Maybe the greatest harm of these mega-plants was that they operated with such great "economic efficiency" that they starved out our small Hometown, locally-owned and operated processing businesses. Wall Street, Silicon Valley, and foreign-owned food giants were enriched by siphoning off the income that had previously gone to multi-generational small town businesses.

When I was growing up in rural Georgia in the 1960s, every county had at least one family-owned abattoir [artisan slaughter plant]. Today, almost every single one is gone from our 159-county state.

sheep-plant-1200

This is our New Plan: 

White Oak Pastures, with its 150 employees, is the largest privately-owned employer in our county. We write payroll checks for over $100,000 every Friday.

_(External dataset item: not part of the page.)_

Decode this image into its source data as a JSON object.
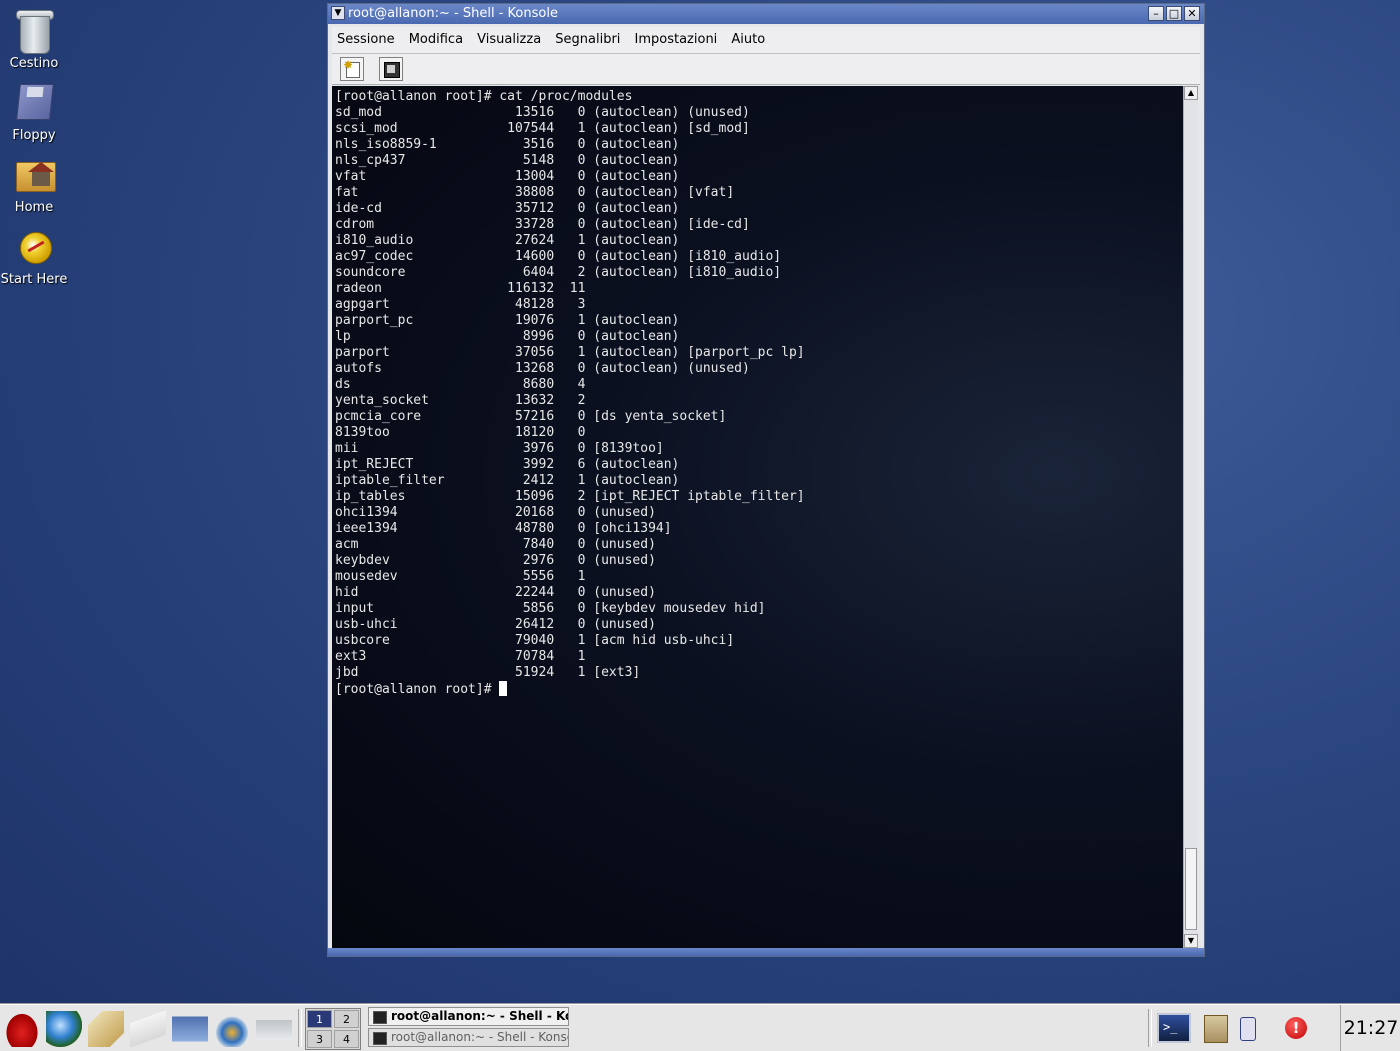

[Bluffton, population 103, is in Clay County. Clay County has a 41.4% poverty rate, and its unemployment is almost exactly twice the national average].

These funds pour into the economy of one of the poorest counties, in one of the poorest states in our country. And that is just payroll dollars - our farm and processing plants pour millions of dollars per year into our local economy.

Spend your food dollars to vote on whatever system that you feel is best.